Have you checked door microswitches & cables in door hinge elbow before replacing CCM ?
Hoggy.


----------



## andypc (May 7, 2016)

Yes it certainly looks like it's back to the old ccm for now.
I have a fully functioning passenger door in terms of drop on opening and I replaced the microswitch on the drivers door which was totally shot.I was encouraged that the window dropped the 10mm on reconnection of the new microswitch, but that was the only time it did and still no interior light. I have not looked at the wires in the door hinge elbow. Is this common?
Still think I will have to have the new ccm recoded in the long term, has anyone had this done in the UK?


----------



## Hoggy (May 8, 2002)

Hi, Can't help with the recoding, but if window only dropped once after microswitch replacement, then could still be the microswitch or broken/damaged insulation in door hinge. Switch & door hinge cable breakage very common.
Hoggy.


----------



## andypc (May 7, 2016)

Thanks,
Swapped back the ccm and I have my central locking and no alarm back. Lost the door open warning but you can't have everything  Checked the door hinge wiring and it's ok. Got to look at the microswitch again. I'll keep posting when I've had another go. Thanks for helping a newbie. Moved on from a few years with Mitsubishi FTO's but TT's are a whole different ball game


----------



## Hoggy (May 8, 2002)

Hi Andy, don't leave key in TT & shut the door as it will auto lock & you will be locked out, unless you have a 2nd key. 
Hoggy.


----------



## ReTTro fit (Nov 9, 2014)

So when you fitted the new ccm did you get the door opening display every time you opened the door ?
Is the new ccm the same part number as your old one ?

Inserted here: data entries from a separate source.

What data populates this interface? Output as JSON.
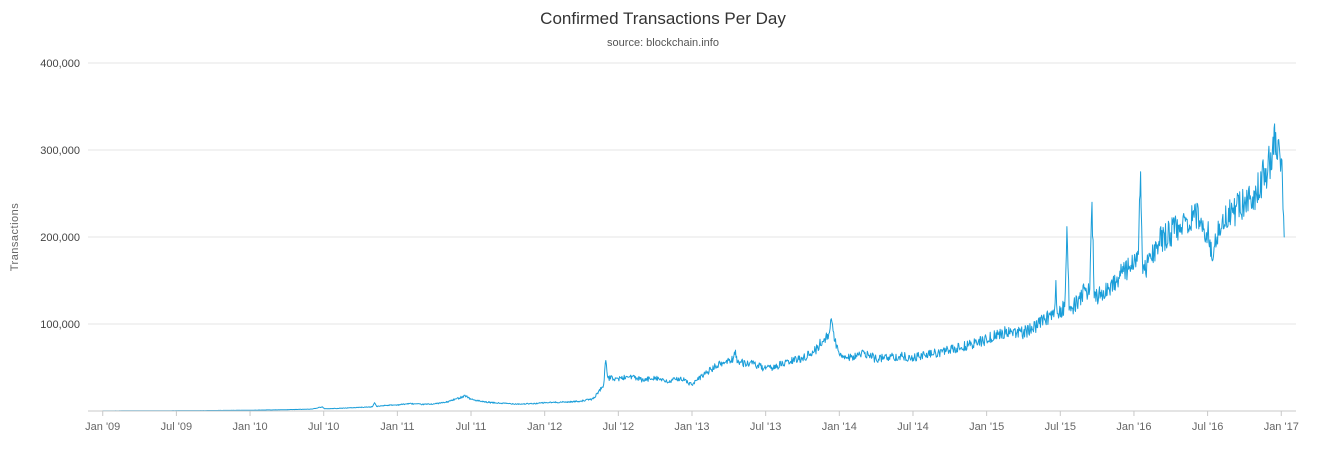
{
  "page": {
    "background": "#ffffff"
  },
  "chart_data": {
    "type": "line",
    "title": "Confirmed Transactions Per Day",
    "subtitle": "source: blockchain.info",
    "xlabel": "",
    "ylabel": "Transactions",
    "ylim": [
      0,
      400000
    ],
    "yticks": [
      100000,
      200000,
      300000,
      400000
    ],
    "xlim_years": [
      2008.9,
      2017.1
    ],
    "grid": "horizontal",
    "legend": "none",
    "xticks": [
      {
        "pos": 2009.0,
        "label": "Jan '09"
      },
      {
        "pos": 2009.5,
        "label": "Jul '09"
      },
      {
        "pos": 2010.0,
        "label": "Jan '10"
      },
      {
        "pos": 2010.5,
        "label": "Jul '10"
      },
      {
        "pos": 2011.0,
        "label": "Jan '11"
      },
      {
        "pos": 2011.5,
        "label": "Jul '11"
      },
      {
        "pos": 2012.0,
        "label": "Jan '12"
      },
      {
        "pos": 2012.5,
        "label": "Jul '12"
      },
      {
        "pos": 2013.0,
        "label": "Jan '13"
      },
      {
        "pos": 2013.5,
        "label": "Jul '13"
      },
      {
        "pos": 2014.0,
        "label": "Jan '14"
      },
      {
        "pos": 2014.5,
        "label": "Jul '14"
      },
      {
        "pos": 2015.0,
        "label": "Jan '15"
      },
      {
        "pos": 2015.5,
        "label": "Jul '15"
      },
      {
        "pos": 2016.0,
        "label": "Jan '16"
      },
      {
        "pos": 2016.5,
        "label": "Jul '16"
      },
      {
        "pos": 2017.0,
        "label": "Jan '17"
      }
    ],
    "series": [
      {
        "name": "Transactions",
        "color": "#1b9ed9",
        "points": [
          [
            2009.0,
            100
          ],
          [
            2009.08,
            160
          ],
          [
            2009.17,
            210
          ],
          [
            2009.25,
            260
          ],
          [
            2009.33,
            310
          ],
          [
            2009.42,
            360
          ],
          [
            2009.5,
            410
          ],
          [
            2009.58,
            460
          ],
          [
            2009.67,
            510
          ],
          [
            2009.75,
            560
          ],
          [
            2009.83,
            650
          ],
          [
            2009.92,
            760
          ],
          [
            2010.0,
            900
          ],
          [
            2010.08,
            1100
          ],
          [
            2010.17,
            1300
          ],
          [
            2010.25,
            1500
          ],
          [
            2010.33,
            1800
          ],
          [
            2010.42,
            2200
          ],
          [
            2010.49,
            4800
          ],
          [
            2010.505,
            2600
          ],
          [
            2010.58,
            2900
          ],
          [
            2010.67,
            3600
          ],
          [
            2010.75,
            4200
          ],
          [
            2010.83,
            4800
          ],
          [
            2010.845,
            9500
          ],
          [
            2010.86,
            5200
          ],
          [
            2010.92,
            6500
          ],
          [
            2011.0,
            7000
          ],
          [
            2011.08,
            8500
          ],
          [
            2011.17,
            7600
          ],
          [
            2011.25,
            8200
          ],
          [
            2011.33,
            10000
          ],
          [
            2011.42,
            15000
          ],
          [
            2011.46,
            18000
          ],
          [
            2011.5,
            13500
          ],
          [
            2011.58,
            10500
          ],
          [
            2011.67,
            9200
          ],
          [
            2011.75,
            8600
          ],
          [
            2011.83,
            8000
          ],
          [
            2011.92,
            8400
          ],
          [
            2012.0,
            9500
          ],
          [
            2012.08,
            10000
          ],
          [
            2012.17,
            10500
          ],
          [
            2012.25,
            11500
          ],
          [
            2012.33,
            14000
          ],
          [
            2012.4,
            30000
          ],
          [
            2012.415,
            58000
          ],
          [
            2012.43,
            38000
          ],
          [
            2012.5,
            37000
          ],
          [
            2012.58,
            40000
          ],
          [
            2012.67,
            35000
          ],
          [
            2012.75,
            39000
          ],
          [
            2012.83,
            33000
          ],
          [
            2012.92,
            38000
          ],
          [
            2013.0,
            30000
          ],
          [
            2013.08,
            42000
          ],
          [
            2013.17,
            52000
          ],
          [
            2013.25,
            58000
          ],
          [
            2013.28,
            60000
          ],
          [
            2013.295,
            70000
          ],
          [
            2013.31,
            56000
          ],
          [
            2013.42,
            54000
          ],
          [
            2013.5,
            48000
          ],
          [
            2013.58,
            52000
          ],
          [
            2013.67,
            57000
          ],
          [
            2013.75,
            61000
          ],
          [
            2013.83,
            68000
          ],
          [
            2013.92,
            88000
          ],
          [
            2013.95,
            102000
          ],
          [
            2013.97,
            80000
          ],
          [
            2014.0,
            65000
          ],
          [
            2014.08,
            62000
          ],
          [
            2014.17,
            66000
          ],
          [
            2014.25,
            60000
          ],
          [
            2014.33,
            62000
          ],
          [
            2014.42,
            63000
          ],
          [
            2014.5,
            61000
          ],
          [
            2014.58,
            64000
          ],
          [
            2014.67,
            67000
          ],
          [
            2014.75,
            70000
          ],
          [
            2014.83,
            73000
          ],
          [
            2014.92,
            78000
          ],
          [
            2015.0,
            82000
          ],
          [
            2015.08,
            88000
          ],
          [
            2015.17,
            92000
          ],
          [
            2015.25,
            90000
          ],
          [
            2015.33,
            97000
          ],
          [
            2015.42,
            108000
          ],
          [
            2015.46,
            115000
          ],
          [
            2015.47,
            150000
          ],
          [
            2015.48,
            112000
          ],
          [
            2015.53,
            120000
          ],
          [
            2015.545,
            212000
          ],
          [
            2015.56,
            116000
          ],
          [
            2015.58,
            118000
          ],
          [
            2015.67,
            138000
          ],
          [
            2015.7,
            140000
          ],
          [
            2015.715,
            240000
          ],
          [
            2015.73,
            130000
          ],
          [
            2015.83,
            142000
          ],
          [
            2015.92,
            158000
          ],
          [
            2016.0,
            170000
          ],
          [
            2016.03,
            180000
          ],
          [
            2016.045,
            275000
          ],
          [
            2016.06,
            158000
          ],
          [
            2016.17,
            195000
          ],
          [
            2016.25,
            205000
          ],
          [
            2016.33,
            215000
          ],
          [
            2016.42,
            225000
          ],
          [
            2016.5,
            205000
          ],
          [
            2016.54,
            178000
          ],
          [
            2016.58,
            215000
          ],
          [
            2016.67,
            228000
          ],
          [
            2016.75,
            238000
          ],
          [
            2016.83,
            252000
          ],
          [
            2016.92,
            285000
          ],
          [
            2016.94,
            300000
          ],
          [
            2016.955,
            330000
          ],
          [
            2016.97,
            290000
          ],
          [
            2017.0,
            290000
          ],
          [
            2017.02,
            200000
          ]
        ]
      }
    ],
    "appearance": {
      "line_width": 1,
      "noise_fraction": 0.08,
      "grid_color": "#e6e6e6",
      "axis_color": "#c8c8c8",
      "tick_label_color": "#666666",
      "title_color": "#333333"
    }
  }
}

Ideally if your saying the loom in the door hinge is ok then you need to get vcds plugged in and scan as well as recode the new ccm

On iPhone using Tapacrap


----------



## andypc (May 7, 2016)

Thanks for the tip Hoggy. I have two keys and they stay well apart!
The door open warning on the instrument cluster worked every time for the passenger door and tailgate with the new ccm. Leads me to think still got different problem with the drivers door.


----------



## ReTTro fit (Nov 9, 2014)

Yes mate, it's got to be door loom or micro switch

On iPhone using Tapacrap


----------